The decision appears to protect the unfiltered water supply for nine million residents -- as well as another unfiltered watershed near Syracuse, N.Y. -- because energy companies will be required to undergo a separate and exhaustive review for each well they propose to drill and hydraulically fracture inside the area, a hurdle that may amount to a de facto ban.
But it also removes a significant political and scientific obstacle to completing the two-year statewide review process, paving the way for drilling to proceed across much of the rest of the state as soon as next spring.
"Clearly there will be less analysis required to finish the job now that we are going to be focusing on the environmental safety of the process and not getting into the unique components of the FAD watersheds," said New York State Department of Environmental Conservation assistant commissioner Stuart Gruskin, referring to the Filtration Avoidance Determination, the federal permit that allows New York City's water to be delivered untreated. "We are not giving special treatment to those FAD watersheds or deciding that it is unsafe to drill there -- rather we are pulling them out and recognizing that there are a distinct set of issues."
The state has received more than 14,000 comments relating to its generic statewide environmental review and has struggled to complete another draft of that review while coping with questions about the New York City watershed, and a shortage of staff to complete the research. By simplifying the scope of the study, state officials hope they can finish the larger review, known as the SGEIS, by the end of the year. Then they'll begin considering the 58 drilling applications for outside the watersheds that have already been submitted, soon after.
Concerns about the environmental impacts of drilling inside the New York City watershed -- and about the state's preparedness to manage the drilling elsewhere -- were first raised by ProPublica in a July 2008 article that found state officials were not informed about what chemicals would be pumped underground during hydraulic fracturing and did not have a plan to dispose of the hazardous waste the process would produce.
Gruskin said Friday's decision to separately review drilling in the watershed was not an acknowledgement that fracturing presented any special risk, but rather was based on concerns that construction and traffic associated with drilling could lead to more sediment and turbidity in the city's reservoirs.
New York City officials praised Friday's announcement as recognition that the state did not have enough information to say whether hydraulic fracturing was safe, and said they welcomed the additional environmental reviews.
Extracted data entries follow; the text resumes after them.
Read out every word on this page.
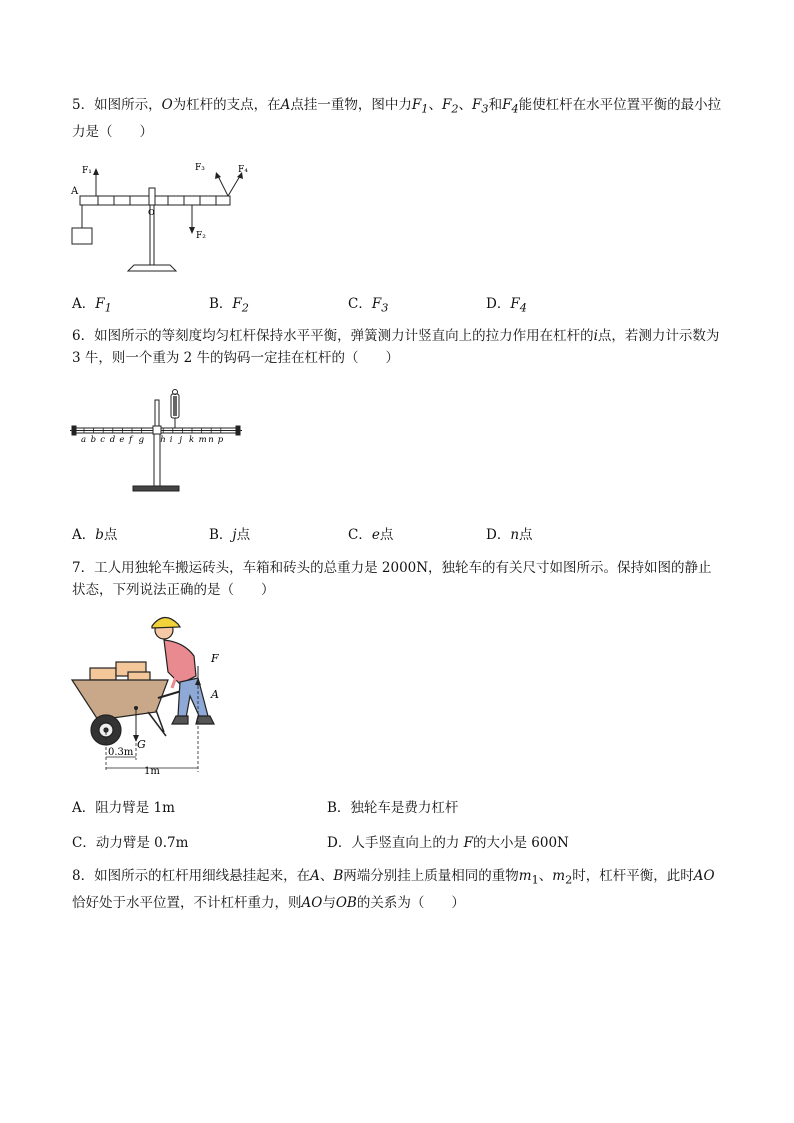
5．如图所示，O为杠杆的支点，在A点挂一重物，图中力$F_1$、$F_2$、$F_3$和$F_4$能使杠杆在水平位置平衡的最小拉力是（　　）
F₁
A
O
F₂
F₃	F₄
A．$F_1$	B．$F_2$	C．$F_3$	D．$F_4$
6．如图所示的等刻度均匀杠杆保持水平平衡，弹簧测力计竖直向上的拉力作用在杠杆的i点，若测力计示数为 3 牛，则一个重为 2 牛的钩码一定挂在杠杆的（　　）
a b c d e f g h i j k m n p
A．b点	B．j点	C．e点	D．n点
7．工人用独轮车搬运砖头，车箱和砖头的总重力是 2000N，独轮车的有关尺寸如图所示。保持如图的静止状态，下列说法正确的是（　　）
F
A
G
0.3m
1m
A．阻力臂是 1m	B．独轮车是费力杠杆
C．动力臂是 0.7m	D．人手竖直向上的力 F的大小是 600N
8．如图所示的杠杆用细线悬挂起来，在A、B两端分别挂上质量相同的重物$m_1$、$m_2$时，杠杆平衡，此时AO恰好处于水平位置，不计杠杆重力，则AO与OB的关系为（　　）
Last December the city pressed for an all-out ban on drilling in the watershed after a study it commissioned contradicted the state's assessments and found that it would be impossible to protect the city's water supply from the chemicals, waste and disturbance from the drilling.
The announcement drew immediate consternation from both the energy industry and environmental groups.
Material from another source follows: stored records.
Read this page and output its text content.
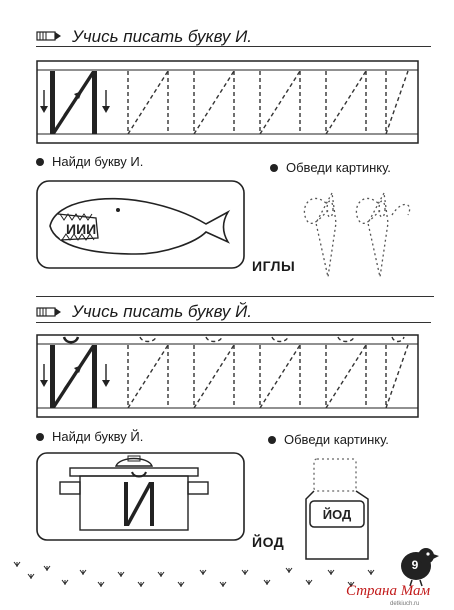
Учись писать букву И.
Найди букву И.	Обведи картинку.
ИИИ
ИГЛЫ
Учись писать букву Й.
Найди букву Й.	Обведи картинку.
ЙОД
ЙОД
9
Страна Мам
detkiuch.ru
"Requiring an individual EIS on a well by well basis is too much," said Jim Smith, a spokesman for the Independent Oil & Gas Association of New York.
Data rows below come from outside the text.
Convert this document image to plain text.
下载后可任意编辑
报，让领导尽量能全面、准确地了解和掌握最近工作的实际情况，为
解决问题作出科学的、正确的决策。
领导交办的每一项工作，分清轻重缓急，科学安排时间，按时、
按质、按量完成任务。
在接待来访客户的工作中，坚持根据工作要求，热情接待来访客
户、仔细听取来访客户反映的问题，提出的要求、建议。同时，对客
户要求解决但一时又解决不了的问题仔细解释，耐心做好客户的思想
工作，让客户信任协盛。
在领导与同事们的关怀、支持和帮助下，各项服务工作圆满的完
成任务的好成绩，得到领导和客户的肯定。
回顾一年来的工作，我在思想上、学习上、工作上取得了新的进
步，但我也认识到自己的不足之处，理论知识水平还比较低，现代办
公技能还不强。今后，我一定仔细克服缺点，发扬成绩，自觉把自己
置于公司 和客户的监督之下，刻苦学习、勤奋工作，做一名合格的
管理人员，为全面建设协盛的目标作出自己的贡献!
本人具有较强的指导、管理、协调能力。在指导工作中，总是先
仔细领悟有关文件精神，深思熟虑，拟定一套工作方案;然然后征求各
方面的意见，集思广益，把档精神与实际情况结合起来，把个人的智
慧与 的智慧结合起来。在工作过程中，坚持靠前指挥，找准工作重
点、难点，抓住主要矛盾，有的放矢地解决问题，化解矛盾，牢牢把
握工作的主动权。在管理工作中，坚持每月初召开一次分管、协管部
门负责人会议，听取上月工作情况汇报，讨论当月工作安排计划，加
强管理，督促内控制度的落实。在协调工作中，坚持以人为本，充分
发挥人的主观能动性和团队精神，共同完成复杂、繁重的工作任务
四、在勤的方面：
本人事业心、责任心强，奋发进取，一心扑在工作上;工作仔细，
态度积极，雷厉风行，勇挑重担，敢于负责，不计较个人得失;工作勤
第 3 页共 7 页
Kate Sinding, a senior attorney with the Natural Resources Defense Council, said: "It indicates the state is still considering allowing drilling with toxic chemicals in watersheds that supply drinking water to more than 9 million New Yorkers," adding, "And it's an ominous sign for the water supplies of those in the rest of the state -- which could be subject to drilling under a rushed and fatally flawed environmental review that environmentalists, politicians and residents have said for months needs to be started anew."
Sinding said the state was just avoiding a final decision about how drilling should proceed in the most delicate areas. She said the only way to fully protect New York City's water would be to ban drilling in the watershed altogether.
Gruskin said such a move would be nearly impossible to make.
"At the end of the day an outright ban risks very substantial litigation without a sound basis," he said in a conference call with reporters. "Seventy percent of the property in watershed is privately owned, and to wave a wand and say no drilling can take place in the watershed would deprive people of the right to access natural gas that may be under their properties and there would have to be compensation."
Reporter Sabrina Shankman contributed to this report.